In an internal email to employees Wednesday, Homepoint President and CEO Willie Newman said that as a result of the announcement to sell the company to Mr. Cooper, “your end dates previously communicated may change. Your leader will be meeting with you individually in the coming days to provide you with your modified end date and related information.”

Newman said Homepoint employees may have opportunities to apply for new roles at Mr. Cooper, “and those details will be made available in the coming days and weeks.”

Homepoint’s servicing portfolio 2019-2022

Short on cash at the end of the year, Homepoint sold $6 billion of the company’s Ginnie Mae servicing rights during the fourth quarter, generating proceeds totaling $87.8 million.

But Homepoint said it would continue to manage mortgage servicing rights on a portfolio of more than 300,000 loans with an unpaid principal balance of $89.28 billion as of Dec. 31.

In reporting a $163.7 million 2022 net loss in March, Homepoint said loan servicing was a net positive, generating $277.5 million in revenue and boosting the company’s bottom line by $121.8 million after deducting fixed costs.

Mr. Cooper says it’s acquiring $84 billion in mortgage servicing rights, suggesting that Homepoint has sold about $5 billion in MSRs this year. In a recent regulatory filing, for example, Homepoint said it sold $1.5 billion in Ginnie Mae servicing rights on May 2 for $21.3 million.
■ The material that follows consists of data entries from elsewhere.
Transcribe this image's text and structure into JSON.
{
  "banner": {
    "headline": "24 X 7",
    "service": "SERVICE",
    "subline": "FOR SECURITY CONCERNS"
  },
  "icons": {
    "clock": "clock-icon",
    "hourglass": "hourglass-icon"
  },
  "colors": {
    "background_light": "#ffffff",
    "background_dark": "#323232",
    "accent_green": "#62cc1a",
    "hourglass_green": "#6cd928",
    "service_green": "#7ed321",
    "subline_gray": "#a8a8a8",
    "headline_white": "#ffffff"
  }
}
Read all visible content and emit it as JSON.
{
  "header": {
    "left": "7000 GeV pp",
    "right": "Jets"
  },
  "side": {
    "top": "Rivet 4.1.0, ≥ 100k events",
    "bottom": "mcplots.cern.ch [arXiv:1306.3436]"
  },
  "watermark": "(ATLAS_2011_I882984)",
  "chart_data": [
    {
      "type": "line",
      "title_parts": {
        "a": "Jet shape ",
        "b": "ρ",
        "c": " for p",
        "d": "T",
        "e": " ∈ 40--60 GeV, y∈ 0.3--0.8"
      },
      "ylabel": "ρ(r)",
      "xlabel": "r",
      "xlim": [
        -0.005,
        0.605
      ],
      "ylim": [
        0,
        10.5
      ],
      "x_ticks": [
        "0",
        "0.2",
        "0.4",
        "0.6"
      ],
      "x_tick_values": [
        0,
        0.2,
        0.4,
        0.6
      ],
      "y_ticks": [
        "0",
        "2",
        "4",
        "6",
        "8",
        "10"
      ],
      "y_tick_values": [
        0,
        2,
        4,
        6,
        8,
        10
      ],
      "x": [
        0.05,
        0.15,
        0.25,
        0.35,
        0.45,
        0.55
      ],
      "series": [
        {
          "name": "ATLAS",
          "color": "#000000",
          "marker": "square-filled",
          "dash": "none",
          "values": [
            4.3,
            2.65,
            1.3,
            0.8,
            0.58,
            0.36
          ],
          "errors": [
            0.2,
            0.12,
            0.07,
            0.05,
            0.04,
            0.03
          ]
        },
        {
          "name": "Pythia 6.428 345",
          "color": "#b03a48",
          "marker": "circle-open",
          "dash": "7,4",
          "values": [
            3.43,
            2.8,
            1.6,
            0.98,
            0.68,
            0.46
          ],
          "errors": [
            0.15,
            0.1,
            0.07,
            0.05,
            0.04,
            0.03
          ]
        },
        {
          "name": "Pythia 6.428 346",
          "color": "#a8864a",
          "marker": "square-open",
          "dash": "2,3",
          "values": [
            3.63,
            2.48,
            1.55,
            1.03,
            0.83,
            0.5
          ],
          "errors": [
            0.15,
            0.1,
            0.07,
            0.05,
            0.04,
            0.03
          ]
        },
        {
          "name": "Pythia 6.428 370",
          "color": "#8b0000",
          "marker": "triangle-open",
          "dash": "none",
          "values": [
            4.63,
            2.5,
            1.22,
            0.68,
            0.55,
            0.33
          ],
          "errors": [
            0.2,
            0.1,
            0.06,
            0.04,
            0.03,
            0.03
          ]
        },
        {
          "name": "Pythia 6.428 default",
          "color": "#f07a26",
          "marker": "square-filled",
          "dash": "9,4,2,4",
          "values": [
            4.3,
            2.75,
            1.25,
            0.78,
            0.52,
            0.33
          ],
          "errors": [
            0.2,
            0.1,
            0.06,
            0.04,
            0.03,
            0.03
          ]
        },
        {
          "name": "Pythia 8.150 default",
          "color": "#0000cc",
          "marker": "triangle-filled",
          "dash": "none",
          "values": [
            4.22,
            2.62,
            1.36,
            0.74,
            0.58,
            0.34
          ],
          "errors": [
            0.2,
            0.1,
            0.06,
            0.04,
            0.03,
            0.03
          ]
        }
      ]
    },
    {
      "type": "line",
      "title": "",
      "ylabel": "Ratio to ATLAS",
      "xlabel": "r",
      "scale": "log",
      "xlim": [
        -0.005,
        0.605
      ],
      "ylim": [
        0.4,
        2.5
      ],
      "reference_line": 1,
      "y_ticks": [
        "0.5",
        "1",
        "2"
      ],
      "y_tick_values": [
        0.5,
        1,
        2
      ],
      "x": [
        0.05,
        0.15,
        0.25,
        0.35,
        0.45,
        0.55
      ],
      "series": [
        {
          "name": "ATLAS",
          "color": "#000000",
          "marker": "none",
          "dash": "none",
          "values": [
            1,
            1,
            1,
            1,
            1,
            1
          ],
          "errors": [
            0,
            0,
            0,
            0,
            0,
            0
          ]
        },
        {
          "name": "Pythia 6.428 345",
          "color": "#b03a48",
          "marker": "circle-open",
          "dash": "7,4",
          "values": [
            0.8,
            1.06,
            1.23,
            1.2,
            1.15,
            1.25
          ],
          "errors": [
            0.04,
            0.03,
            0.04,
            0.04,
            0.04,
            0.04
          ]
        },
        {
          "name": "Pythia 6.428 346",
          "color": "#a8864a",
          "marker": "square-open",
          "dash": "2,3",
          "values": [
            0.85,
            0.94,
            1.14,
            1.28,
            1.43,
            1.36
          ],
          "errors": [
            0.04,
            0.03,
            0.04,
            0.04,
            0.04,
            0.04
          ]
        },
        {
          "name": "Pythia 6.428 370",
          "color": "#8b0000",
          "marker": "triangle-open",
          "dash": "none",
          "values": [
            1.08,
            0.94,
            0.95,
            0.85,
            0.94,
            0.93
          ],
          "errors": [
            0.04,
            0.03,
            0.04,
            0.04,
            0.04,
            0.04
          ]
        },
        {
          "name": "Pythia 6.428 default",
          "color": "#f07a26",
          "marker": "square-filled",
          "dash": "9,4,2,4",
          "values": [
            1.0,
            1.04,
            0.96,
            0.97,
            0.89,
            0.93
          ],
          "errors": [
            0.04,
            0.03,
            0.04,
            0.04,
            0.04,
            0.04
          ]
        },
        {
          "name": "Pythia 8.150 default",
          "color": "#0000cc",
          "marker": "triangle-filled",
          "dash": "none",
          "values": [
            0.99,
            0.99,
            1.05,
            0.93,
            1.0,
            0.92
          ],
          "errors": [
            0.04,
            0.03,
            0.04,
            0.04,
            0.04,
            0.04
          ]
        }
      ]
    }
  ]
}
Loan servicing — collecting mortgage payments from homeowners on behalf of investors that own the loans — can be a profitable business, with servicers not only collecting fees based on the size of the loan but gaining the inside track on opportunities to refinance those loans when interest rates fall.

Dallas, Texas-based Mr. Cooper has been buying mortgage servicing rights (MSRs) from lenders, building an MSR portfolio that now exceeds $900 billion. Executives at the company say that economies of scale provide a competitive advantage over smaller loan servicers and lenders that service their own loans in-house.

Bray said last month that Mr. Cooper is looking to replace many call center workers with AI technology, a project that it expects will save it a least $50 million in expenses, as the company spends “several hundred million dollars a year” on call centers.

Kurt Johnson

“Thanks to our strong operations and technology, we have the capacity to onboard this portfolio, with a focus on ensuring a positive customer experience,” Mr. Cooper CFO Kurt Johnson said Wednesday of the deal to acquire Home Point.

Johnson said the 5 percent rate on the senior notes Mr. Cooper is assuming from Home Point “serve as a low-cost source of funding and contribute to an attractive rate of return on this transaction.”